MMAP memory between kernel and userspace

Let kernel allocate memory and let userspace map is sounds like an easy task, and sure it's.

There are just a few things that is good to know about page mapping.

The MMU (Memory Management Unit) contains page tables with entries for mapping between virtual and physical addresses. These pages is the smallest unit that the MMU deals with. The size of a page is given by the PAGE_SIZE macro in asm/page.h ans is typically 4k for most architectures.

There is a few more useful macros in asm/page.h:

PAGE_SHIFT: How many steps we should shift to left to get a PAGE_SIZE

PAGE_SIZE: Size of a page, defined as (1 << PAGE_SHIFT).

PAGE_ALIGN(len): Will round up the length to the closest alignment of PAGE_SIZE.

How does mmap(2) work?

Every page table entry has a bit that tells us if the entry is valid in supervisor mode (kernel mode) only. And sure, all memory allocated in kernel space will have this bit set. What the mmap(2) system call do is simply creating a new page table entry with a different virtual address that points to the same physical memory page. The difference is that this supervisor-bit's not set.

This let userspace access the memory as if it was a part of the application, for now it's! The kernel is not involved in those accesses at all, so it's really fast.

Magic? Kind of.

The magic is called remap_pfn_range().

What remap_pfn_range() do is just essentially to update the process's specific page table with these new entries.

Example, please

Allocate memory

As we already know, the smallest unit that the MMU handle is the size of PAGE_SIZE and the mmap(2) only works with full pages.

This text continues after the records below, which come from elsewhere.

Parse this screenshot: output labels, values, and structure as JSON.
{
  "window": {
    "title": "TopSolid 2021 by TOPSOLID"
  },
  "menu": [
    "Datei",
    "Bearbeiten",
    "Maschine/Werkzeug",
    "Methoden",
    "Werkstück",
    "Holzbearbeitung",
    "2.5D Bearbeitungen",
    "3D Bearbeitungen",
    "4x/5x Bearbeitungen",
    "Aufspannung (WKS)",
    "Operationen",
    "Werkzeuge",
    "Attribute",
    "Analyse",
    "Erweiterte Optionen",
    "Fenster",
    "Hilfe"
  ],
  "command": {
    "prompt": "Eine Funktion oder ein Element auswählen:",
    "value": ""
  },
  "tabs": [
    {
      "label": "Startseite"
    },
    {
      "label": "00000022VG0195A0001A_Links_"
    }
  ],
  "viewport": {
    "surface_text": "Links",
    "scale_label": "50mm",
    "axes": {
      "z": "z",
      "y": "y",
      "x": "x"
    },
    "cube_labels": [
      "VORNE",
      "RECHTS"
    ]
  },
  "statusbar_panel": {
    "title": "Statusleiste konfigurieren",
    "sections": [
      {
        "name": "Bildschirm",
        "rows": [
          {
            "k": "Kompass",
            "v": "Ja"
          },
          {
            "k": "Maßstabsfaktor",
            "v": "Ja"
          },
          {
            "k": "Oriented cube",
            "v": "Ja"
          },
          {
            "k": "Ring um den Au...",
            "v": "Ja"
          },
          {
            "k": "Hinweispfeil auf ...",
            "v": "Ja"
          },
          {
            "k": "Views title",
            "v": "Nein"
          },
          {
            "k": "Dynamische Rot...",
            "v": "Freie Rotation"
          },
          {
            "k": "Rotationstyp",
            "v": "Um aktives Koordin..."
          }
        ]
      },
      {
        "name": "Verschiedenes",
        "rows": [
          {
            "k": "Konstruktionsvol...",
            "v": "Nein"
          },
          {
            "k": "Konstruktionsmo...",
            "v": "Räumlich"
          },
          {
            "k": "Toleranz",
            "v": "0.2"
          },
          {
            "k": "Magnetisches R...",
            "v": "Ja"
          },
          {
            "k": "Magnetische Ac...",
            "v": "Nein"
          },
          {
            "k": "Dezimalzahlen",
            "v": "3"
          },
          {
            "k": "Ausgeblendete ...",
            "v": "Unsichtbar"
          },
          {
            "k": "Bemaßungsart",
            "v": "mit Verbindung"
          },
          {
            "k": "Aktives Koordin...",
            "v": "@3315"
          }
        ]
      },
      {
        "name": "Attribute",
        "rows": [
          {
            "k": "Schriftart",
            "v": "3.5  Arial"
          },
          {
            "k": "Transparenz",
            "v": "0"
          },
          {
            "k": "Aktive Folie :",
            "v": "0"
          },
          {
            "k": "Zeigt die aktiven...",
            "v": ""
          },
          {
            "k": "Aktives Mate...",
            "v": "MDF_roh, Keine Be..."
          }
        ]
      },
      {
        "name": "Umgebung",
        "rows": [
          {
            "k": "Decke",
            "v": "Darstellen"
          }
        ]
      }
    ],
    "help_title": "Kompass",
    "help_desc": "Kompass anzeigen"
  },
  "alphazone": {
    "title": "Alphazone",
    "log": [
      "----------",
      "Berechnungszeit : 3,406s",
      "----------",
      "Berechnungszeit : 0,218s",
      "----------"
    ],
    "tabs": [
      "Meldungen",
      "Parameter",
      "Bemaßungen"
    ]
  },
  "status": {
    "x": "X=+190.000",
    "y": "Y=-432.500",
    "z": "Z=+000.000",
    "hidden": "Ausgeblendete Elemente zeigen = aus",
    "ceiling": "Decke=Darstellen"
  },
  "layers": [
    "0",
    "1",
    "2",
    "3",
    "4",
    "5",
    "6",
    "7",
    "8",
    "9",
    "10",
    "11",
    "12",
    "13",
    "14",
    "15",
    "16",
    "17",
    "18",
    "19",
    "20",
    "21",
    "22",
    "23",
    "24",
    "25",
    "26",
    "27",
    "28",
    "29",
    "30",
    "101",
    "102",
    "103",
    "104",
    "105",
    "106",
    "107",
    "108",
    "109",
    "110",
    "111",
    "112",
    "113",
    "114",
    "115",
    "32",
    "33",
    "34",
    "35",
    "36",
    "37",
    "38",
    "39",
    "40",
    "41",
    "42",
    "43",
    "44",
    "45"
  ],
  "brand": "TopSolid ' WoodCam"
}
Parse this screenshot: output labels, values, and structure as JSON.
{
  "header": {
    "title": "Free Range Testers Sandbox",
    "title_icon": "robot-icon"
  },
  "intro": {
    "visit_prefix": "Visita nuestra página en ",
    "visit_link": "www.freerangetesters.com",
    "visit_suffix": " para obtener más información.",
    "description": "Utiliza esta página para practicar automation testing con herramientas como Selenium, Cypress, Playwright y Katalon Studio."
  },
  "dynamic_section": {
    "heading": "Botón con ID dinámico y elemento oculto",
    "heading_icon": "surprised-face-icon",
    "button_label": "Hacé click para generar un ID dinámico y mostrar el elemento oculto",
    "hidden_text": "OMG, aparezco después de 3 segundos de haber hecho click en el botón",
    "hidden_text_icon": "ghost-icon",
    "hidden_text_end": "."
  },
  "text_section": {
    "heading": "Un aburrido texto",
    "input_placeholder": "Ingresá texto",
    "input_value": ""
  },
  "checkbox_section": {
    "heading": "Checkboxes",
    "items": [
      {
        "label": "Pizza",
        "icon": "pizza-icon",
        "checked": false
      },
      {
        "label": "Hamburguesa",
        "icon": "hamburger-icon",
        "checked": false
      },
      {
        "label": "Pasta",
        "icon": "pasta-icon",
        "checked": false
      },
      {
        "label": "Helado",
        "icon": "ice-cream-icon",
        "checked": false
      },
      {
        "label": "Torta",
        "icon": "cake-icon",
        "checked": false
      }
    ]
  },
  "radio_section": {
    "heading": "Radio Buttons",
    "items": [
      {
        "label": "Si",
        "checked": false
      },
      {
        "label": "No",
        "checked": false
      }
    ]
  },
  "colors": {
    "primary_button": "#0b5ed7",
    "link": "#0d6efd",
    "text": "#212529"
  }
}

Even if you just want to share only 100 bytes, a whole page frame will be remapped and must therefor be allocated in the kernel. The allocated memory must also be page aligned.

__get_free_pages()

One way to allocate pages is with __get_free_pages().:

unsigned long __get_free_pages(gfp_t gfp_mask, unsigned int order)

gft_mask is commonly set to GFP_KERNEL in process/kernel context and GFP_ATOMIC in interrupt context. The order is the number of pages to allocate expressed in 2^order.

For example::
u8 *vbuf = __get_free_pages(GFP_KERNEL, size >> PAGE_SHIFT);

Allocated memory is freed with __free_pages().

vmalloc()

A more common (and preferred) way to allocate virtual continuous memory is with vmalloc(). vmalloc() will allways allocate whole set of pages, no matter what. This is exactly what we want!

Read about vmalloc() in kmalloc(9):

Allocated memory is freed with vfree().

alloc_page()

If you need only one page, alloc_page() will give you that. If this is the case, insead of using remap_pfn_range(), vm_insert_page() will do the work you for you. Notice that vm_insert_page() apparently only works on order-0 (single-page) allocation. So if you want to allocate N pages, you will hace to call vm_insert_page() N times.

Now some code

Allocation

priv->a_size = ATTRIBUTE_N * ATTRIBUTE_SIZE;

/* page align */
priv->a_size = PAGE_ALIGN(priv->a_size);
priv->a_area =vmalloc(priv->a_size);

file_operations.mmap

static int scan_mmap (struct file *file, struct vm_area_struct *vma)
{
struct mmap_priv *priv = file->private_data;
unsigned long start = vma->vm_start;
unsigned long offset = vma->vm_pgoff << PAGE_SHIFT;
unsigned long page;
size_t size = vma->vm_end - vma->vm_start;
if (size > priv->a_size)
           return -EINVAL;
page = vmalloc_to_pfn((void *)priv->a_area);
if (remap_pfn_range(vma, start, page, priv->a_size, PAGE_SHARED))
           return -EAGAIN;
vma->vm_flags |= VM_RESERVED; /* avoid to swap out this VMA */
return 0;
}